Our project [DEFRA No 13/011] extends new aquaculture technology developed by the principal investigators, Dr Carlos A Martínez Palacios and Professor Lindsay G Ross, to small scale stakeholders in communities whose livelihoods have suffered due to rapid decline in the fishery for the high-value but endangered Chirostoma estor estor, pez blanco, and its close relatives.

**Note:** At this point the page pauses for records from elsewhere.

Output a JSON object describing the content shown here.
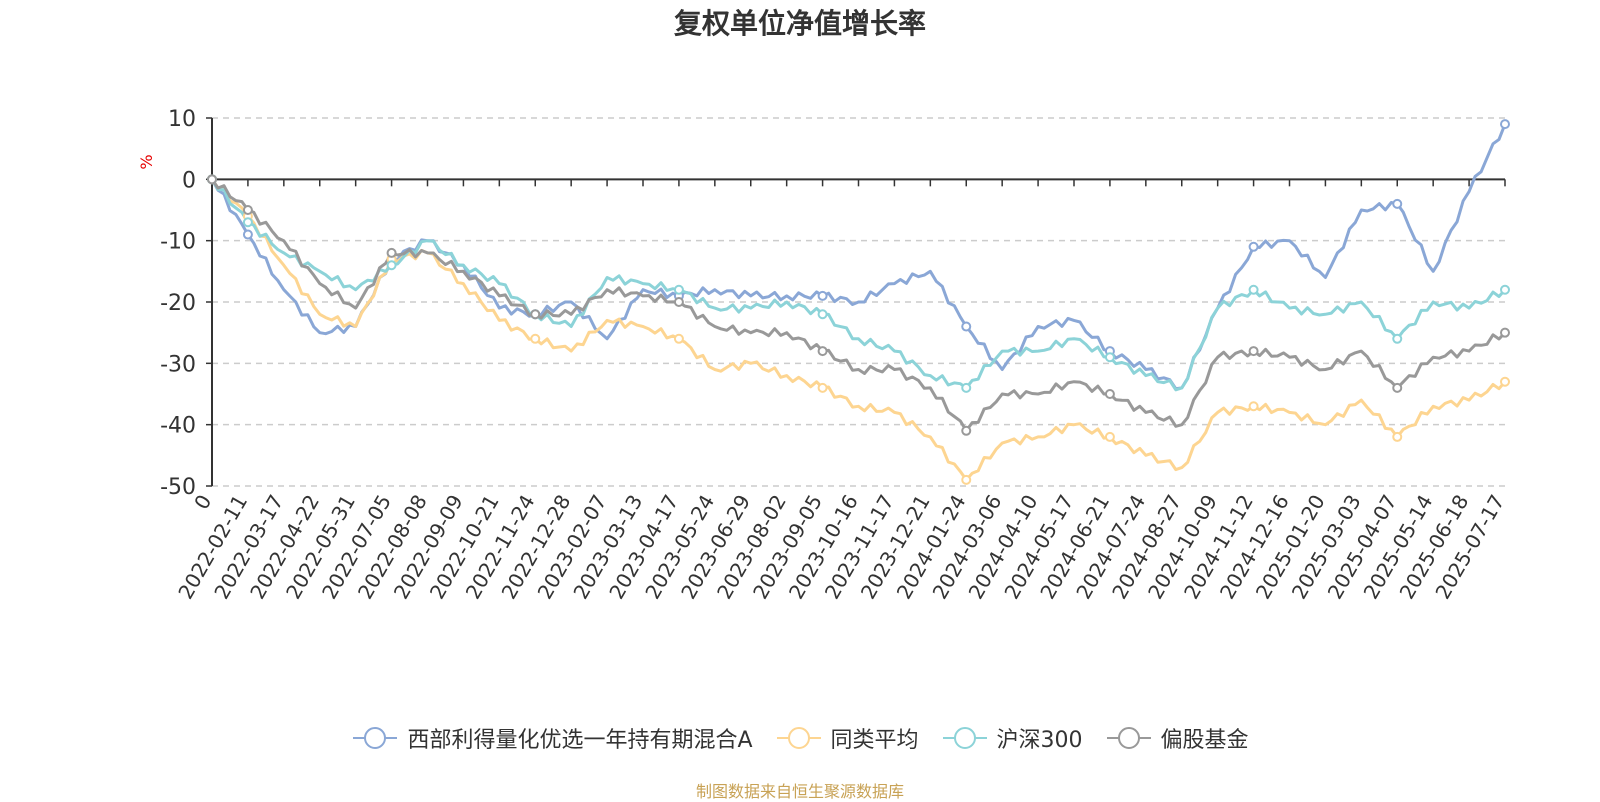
{
  "source_note": "制图数据来自恒生聚源数据库",
  "chart_data": {
    "type": "line",
    "title": "复权单位净值增长率",
    "ylabel": "%",
    "ylim": [
      -50,
      10
    ],
    "yticks": [
      10,
      0,
      -10,
      -20,
      -30,
      -40,
      -50
    ],
    "grid": true,
    "legend_position": "bottom",
    "x_ticks": [
      "0",
      "2022-02-11",
      "2022-03-17",
      "2022-04-22",
      "2022-05-31",
      "2022-07-05",
      "2022-08-08",
      "2022-09-09",
      "2022-10-21",
      "2022-11-24",
      "2022-12-28",
      "2023-02-07",
      "2023-03-13",
      "2023-04-17",
      "2023-05-24",
      "2023-06-29",
      "2023-08-02",
      "2023-09-05",
      "2023-10-16",
      "2023-11-17",
      "2023-12-21",
      "2024-01-24",
      "2024-03-06",
      "2024-04-10",
      "2024-05-17",
      "2024-06-21",
      "2024-07-24",
      "2024-08-27",
      "2024-10-09",
      "2024-11-12",
      "2024-12-16",
      "2025-01-20",
      "2025-03-03",
      "2025-04-07",
      "2025-05-14",
      "2025-06-18",
      "2025-07-17"
    ],
    "series": [
      {
        "name": "西部利得量化优选一年持有期混合A",
        "color": "#8aa7d6",
        "values": [
          0,
          -9,
          -18,
          -25,
          -24,
          -13,
          -10,
          -14,
          -21,
          -22,
          -20,
          -26,
          -18,
          -19,
          -18,
          -19,
          -19,
          -19,
          -20,
          -17,
          -15,
          -24,
          -31,
          -24,
          -23,
          -28,
          -31,
          -34,
          -21,
          -11,
          -10,
          -16,
          -5,
          -4,
          -15,
          -2,
          9
        ]
      },
      {
        "name": "同类平均",
        "color": "#fdd591",
        "values": [
          0,
          -6,
          -14,
          -22,
          -24,
          -13,
          -12,
          -17,
          -23,
          -26,
          -28,
          -23,
          -24,
          -26,
          -31,
          -30,
          -32,
          -34,
          -37,
          -38,
          -42,
          -49,
          -43,
          -42,
          -40,
          -42,
          -45,
          -47,
          -38,
          -37,
          -38,
          -40,
          -36,
          -42,
          -37,
          -36,
          -33
        ]
      },
      {
        "name": "沪深300",
        "color": "#8cd3d8",
        "values": [
          0,
          -7,
          -12,
          -15,
          -18,
          -14,
          -10,
          -14,
          -17,
          -22,
          -24,
          -16,
          -17,
          -18,
          -21,
          -21,
          -20,
          -22,
          -26,
          -28,
          -32,
          -34,
          -28,
          -28,
          -26,
          -29,
          -32,
          -34,
          -21,
          -18,
          -21,
          -22,
          -20,
          -26,
          -20,
          -21,
          -18
        ]
      },
      {
        "name": "偏股基金",
        "color": "#999999",
        "values": [
          0,
          -5,
          -10,
          -17,
          -21,
          -12,
          -12,
          -15,
          -19,
          -22,
          -22,
          -18,
          -19,
          -20,
          -24,
          -25,
          -25,
          -28,
          -31,
          -31,
          -34,
          -41,
          -35,
          -35,
          -33,
          -35,
          -38,
          -40,
          -29,
          -28,
          -29,
          -31,
          -28,
          -34,
          -29,
          -28,
          -25
        ]
      }
    ]
  }
}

This fish is the major species in a relict flock of Atherinid fishes unique in a group of central Mexican lakes. The species is a symbol of the area and for centuries has been the basis of an artesanal fishery with a high cash value which sustained large numbers of fisher families from the indigenous P'urhepecha community. The fishery has declined markedly and rapidly due to overexploitation, changes in land use and poor environmental management. Rural communities involved in this activity have a mixed economy [similar to crofting] and collapse of the fishery has reduced their income and a source of high quality protein. Families who previously depended upon this resource have suffered as a result of its decline, and the species itself is now under severe pressure. Some other species in the flock are under similar pressure and the current, unconfirmed, view is that there have probably been extinctions in the last 20 to 30 years.